Contrasted with the courageous response of hundreds of young people who signed up as volunteers, there are those who try to cause a stir in the social media by detecting errors in the organization of the governmental assistance and the rescue efforts. The aim is to accuse them and to take advantage of the feelings of distress of the population by presenting them as responsible for the misfortunes, due to neglect or whatever.

Social media are covering everything, because this is their moment. That is a fact in Ecuador as well as in any other part of the world. But they are also a double-edged sword and the contrasts there are overwhelming. Among all the “likes” and comments, the event itself languishes, dangerously diluted in the logic of virtual reality. The people who really suffer from this misfortune feel that in times of distress, the only ones they can count on are themselves, that is to say their own people. This is why they don’t trust the policemen to guard what is left of their homes, but they have to do it themselves.

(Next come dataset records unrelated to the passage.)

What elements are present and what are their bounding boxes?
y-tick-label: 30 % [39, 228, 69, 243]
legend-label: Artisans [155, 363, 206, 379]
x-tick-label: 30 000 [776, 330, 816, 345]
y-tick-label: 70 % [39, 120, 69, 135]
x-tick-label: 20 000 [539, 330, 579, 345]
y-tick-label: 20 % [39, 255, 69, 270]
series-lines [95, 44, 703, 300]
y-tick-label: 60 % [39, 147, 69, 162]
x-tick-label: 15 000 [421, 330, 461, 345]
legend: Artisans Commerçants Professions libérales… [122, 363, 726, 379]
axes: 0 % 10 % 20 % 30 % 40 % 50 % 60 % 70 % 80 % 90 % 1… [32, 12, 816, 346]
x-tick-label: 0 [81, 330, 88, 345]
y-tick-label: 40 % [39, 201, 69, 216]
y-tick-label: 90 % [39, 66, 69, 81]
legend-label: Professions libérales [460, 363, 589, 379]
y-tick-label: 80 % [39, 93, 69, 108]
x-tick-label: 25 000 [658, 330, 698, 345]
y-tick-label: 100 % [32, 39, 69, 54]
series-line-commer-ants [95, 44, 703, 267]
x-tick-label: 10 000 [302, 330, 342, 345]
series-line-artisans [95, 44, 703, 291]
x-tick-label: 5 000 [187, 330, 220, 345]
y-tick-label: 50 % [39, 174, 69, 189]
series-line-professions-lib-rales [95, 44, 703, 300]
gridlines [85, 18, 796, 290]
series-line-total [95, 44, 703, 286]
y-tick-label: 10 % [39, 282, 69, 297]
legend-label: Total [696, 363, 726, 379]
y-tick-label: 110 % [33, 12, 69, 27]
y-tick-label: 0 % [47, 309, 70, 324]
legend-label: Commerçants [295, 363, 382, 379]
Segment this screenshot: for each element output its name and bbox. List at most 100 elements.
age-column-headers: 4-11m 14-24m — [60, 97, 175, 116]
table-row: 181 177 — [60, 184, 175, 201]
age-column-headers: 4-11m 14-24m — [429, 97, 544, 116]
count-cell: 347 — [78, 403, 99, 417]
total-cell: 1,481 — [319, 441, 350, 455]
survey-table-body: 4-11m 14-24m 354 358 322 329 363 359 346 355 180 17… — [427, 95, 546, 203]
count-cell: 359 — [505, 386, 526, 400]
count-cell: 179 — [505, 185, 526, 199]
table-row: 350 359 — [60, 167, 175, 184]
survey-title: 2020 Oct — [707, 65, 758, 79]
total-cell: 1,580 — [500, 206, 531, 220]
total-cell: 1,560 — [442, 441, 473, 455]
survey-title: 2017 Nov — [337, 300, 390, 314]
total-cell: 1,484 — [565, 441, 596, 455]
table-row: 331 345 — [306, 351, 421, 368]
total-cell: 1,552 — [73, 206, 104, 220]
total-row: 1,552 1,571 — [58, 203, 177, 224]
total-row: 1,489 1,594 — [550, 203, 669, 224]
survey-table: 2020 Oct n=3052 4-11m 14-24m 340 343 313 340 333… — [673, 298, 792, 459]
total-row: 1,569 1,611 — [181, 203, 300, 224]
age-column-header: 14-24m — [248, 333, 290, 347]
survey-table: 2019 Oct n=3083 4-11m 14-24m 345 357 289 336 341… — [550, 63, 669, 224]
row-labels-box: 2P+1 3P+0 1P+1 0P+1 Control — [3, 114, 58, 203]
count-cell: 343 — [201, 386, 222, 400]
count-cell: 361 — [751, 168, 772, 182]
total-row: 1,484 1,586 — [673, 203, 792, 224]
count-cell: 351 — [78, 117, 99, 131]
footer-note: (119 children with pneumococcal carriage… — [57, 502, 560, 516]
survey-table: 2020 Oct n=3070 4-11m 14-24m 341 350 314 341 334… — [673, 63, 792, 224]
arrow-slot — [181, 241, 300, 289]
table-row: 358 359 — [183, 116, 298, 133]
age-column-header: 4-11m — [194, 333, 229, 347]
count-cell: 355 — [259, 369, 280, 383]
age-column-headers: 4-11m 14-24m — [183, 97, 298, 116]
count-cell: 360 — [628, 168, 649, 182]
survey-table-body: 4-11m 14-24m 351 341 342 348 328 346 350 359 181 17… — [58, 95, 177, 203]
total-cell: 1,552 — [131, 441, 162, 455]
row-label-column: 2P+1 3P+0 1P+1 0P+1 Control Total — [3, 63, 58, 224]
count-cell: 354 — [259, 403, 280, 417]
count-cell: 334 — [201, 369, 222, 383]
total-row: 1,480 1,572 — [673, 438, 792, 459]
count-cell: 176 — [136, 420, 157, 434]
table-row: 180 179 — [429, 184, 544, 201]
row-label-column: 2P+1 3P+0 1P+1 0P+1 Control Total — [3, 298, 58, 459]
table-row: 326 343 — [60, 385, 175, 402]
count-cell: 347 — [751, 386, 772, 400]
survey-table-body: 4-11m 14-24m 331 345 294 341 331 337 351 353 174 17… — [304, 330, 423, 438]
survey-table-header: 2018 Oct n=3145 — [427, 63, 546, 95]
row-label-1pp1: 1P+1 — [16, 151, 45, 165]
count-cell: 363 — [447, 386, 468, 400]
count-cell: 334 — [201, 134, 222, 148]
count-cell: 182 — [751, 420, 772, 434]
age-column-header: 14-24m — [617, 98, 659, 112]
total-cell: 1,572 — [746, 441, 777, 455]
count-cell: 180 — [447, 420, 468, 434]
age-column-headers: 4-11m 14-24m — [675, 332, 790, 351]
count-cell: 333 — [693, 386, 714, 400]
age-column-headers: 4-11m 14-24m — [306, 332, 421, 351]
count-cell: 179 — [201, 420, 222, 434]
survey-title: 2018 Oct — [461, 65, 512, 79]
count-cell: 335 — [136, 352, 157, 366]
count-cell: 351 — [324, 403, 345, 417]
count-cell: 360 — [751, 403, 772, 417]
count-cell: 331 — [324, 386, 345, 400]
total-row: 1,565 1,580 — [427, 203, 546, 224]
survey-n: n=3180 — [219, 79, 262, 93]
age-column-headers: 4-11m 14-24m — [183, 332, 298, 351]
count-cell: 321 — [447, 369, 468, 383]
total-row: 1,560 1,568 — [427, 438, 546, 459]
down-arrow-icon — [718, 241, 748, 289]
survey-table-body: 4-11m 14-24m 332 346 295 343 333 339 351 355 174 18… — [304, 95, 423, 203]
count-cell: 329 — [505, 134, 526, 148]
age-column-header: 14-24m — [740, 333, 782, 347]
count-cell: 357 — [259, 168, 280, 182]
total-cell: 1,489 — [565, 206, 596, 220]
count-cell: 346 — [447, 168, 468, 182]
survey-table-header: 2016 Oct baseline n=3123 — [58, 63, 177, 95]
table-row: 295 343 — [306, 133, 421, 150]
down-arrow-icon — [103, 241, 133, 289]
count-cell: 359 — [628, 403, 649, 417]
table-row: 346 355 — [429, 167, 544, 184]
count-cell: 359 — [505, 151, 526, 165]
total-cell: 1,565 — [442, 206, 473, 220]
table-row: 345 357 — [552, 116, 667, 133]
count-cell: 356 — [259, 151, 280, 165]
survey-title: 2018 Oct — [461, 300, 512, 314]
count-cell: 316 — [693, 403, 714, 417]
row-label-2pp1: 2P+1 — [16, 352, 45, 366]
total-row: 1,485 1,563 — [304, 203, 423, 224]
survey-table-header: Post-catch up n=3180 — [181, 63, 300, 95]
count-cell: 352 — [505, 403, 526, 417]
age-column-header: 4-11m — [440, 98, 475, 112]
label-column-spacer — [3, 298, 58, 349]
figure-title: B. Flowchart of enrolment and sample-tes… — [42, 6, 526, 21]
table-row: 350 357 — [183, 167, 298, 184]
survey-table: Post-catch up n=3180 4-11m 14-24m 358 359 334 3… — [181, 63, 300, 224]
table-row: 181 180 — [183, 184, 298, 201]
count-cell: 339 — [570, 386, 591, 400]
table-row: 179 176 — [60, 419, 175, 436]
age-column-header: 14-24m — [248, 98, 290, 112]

Among them are many young people — preserving their innocence of not ever having supported any of the politicians, those organic predators of life. Of course many have come to alleviate their guilt with a convenient “relief tourism”, but the majority are young people who are motivated by true feelings of solidarity, because they recognize themselves in the victims. And thus, even though it is still very early, amidst the adversity, hope has started to weave itself into a possibility.

In those gestures of authentic disinterested solidarity, in this doing instead of talking in moments of emergency, in that sense of gratitude on behalf of the affected population, a different kind of bond is woven, a far cry from the mean-spirited politicking of the effective totality of the Ecuadorian political spectrum. Beyond the state, as it is expressed both by the government and by the opposition, there is the manifestation of a power from below, which has to sustain itself in order to become an alternative of a new world.

In this new world, in the natural disasters that will inevitably take place, nature and humanity will prevail, not their negation. That is the essence of Marx’s ideas that John Holloway reworks in his latest book Contra el Dinero (2015)

During this adversity and numerous others, foreshadowing what is yet to come in the whole world, the alternative is to do things ourselves, without any kind of mediation. We will procure our own means of subsistence in all possible areas of life and we will self-manage them, and thus add the energy of our own self-determination to our antagonism to capitalism, as a struggle against it. Our spaces of anti-capitalist resistance are constructed on the solid foundations of the power from below.